Show that the ring of polynomials with coefficients in a field, and in infinitely many variables, is not Noetherian

Question

Show that the ring of polynomials with coefficients in a field, and in infinitely many variables, is not Noetherian, that is, $R = k [x_i: i\geq1]$ is not Noetherian.

I know that I need to exhibit an ideal of the ring that is not finitely generated, what could this ideal be? Could it be $(x_1,x_2,...,)$? Or could I give the following chain of ideals that do not have a maximal element $(x_1)\subset(x_1,x_2)\subset(x_1,x_2,x_3)\subset...$?How can all ideals that are not finitely generated be classified?
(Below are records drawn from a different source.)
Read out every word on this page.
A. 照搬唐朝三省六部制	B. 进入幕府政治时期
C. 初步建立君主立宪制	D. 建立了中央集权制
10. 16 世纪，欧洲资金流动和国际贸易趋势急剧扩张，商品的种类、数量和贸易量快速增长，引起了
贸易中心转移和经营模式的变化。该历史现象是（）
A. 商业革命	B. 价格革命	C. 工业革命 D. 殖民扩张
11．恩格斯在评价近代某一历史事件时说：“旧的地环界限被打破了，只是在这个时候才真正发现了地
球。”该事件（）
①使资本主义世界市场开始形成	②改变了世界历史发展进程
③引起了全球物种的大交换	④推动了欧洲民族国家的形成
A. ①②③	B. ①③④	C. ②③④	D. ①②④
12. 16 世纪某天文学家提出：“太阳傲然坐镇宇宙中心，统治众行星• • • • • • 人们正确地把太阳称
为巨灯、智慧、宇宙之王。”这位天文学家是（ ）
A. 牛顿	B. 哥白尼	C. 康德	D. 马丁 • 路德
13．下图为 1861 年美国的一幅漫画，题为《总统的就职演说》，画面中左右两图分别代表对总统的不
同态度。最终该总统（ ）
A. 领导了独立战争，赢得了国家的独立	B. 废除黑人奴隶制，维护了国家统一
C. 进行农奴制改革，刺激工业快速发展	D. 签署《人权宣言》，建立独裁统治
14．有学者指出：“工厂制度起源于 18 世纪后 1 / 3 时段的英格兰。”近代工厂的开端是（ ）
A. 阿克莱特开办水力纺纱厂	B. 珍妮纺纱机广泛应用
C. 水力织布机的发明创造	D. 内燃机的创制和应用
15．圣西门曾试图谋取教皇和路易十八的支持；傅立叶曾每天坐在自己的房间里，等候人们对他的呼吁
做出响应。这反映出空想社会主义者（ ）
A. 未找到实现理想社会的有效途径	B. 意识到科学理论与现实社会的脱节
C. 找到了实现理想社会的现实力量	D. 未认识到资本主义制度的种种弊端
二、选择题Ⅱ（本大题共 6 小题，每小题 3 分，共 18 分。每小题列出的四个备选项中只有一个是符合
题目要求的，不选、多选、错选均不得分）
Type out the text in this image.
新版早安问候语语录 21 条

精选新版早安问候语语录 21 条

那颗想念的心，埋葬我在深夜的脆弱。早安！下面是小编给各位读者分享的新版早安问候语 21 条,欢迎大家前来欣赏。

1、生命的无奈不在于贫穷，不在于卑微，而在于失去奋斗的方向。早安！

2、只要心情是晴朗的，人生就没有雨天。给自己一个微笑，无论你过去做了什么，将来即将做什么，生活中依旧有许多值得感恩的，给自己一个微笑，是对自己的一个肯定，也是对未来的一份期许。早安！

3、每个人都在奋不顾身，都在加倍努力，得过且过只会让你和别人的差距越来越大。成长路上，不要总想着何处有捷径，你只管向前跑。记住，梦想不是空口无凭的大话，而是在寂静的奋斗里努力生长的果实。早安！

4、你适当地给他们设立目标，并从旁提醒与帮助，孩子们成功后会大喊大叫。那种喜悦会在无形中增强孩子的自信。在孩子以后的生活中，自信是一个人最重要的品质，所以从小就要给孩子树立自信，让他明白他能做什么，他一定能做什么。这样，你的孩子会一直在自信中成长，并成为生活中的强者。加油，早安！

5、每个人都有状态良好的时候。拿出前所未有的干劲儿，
What to do in the case where the number of variables is non-countable?

Answer 1

A ring is Noetherian if and only if it satisfies the ascending chain condition, i.e. every increasing chain of ideals terminates. Now you have a chain $$(x_1)\subsetneq(x_1,x_2)\subsetneq(x_1,x_2,x_3)\subsetneq\cdots$$ that never terminates, so $k[x_i: i\ge 1]$ is not Noetherian.

Answer 2

You've got all the right ideas. You don't need to fully classify the non-finitely-generated ideals to prove that $(x_1,x_2,\dots)$ is not finitely generated. One way to do it is to reason:

Suppose $I = (x_1,x_2,\dots)$ were finitely generated. Then there would be a finite list of generators $f_1,\dots,f_n$. Each $f_i$ would be a polynomial in finitely many variables (because that's what elements of this ring are). Thus, there would be some $N$ that is the maximum $N$ for which $x_N$ appears in any of the $f_i$'s. Then, supposedly, every element of $I$ would be expressible as a linear combination of the $f_i$'s with coefficients in the ring of polynomials. But how would you ever express $x_k$ this way when $k>N$?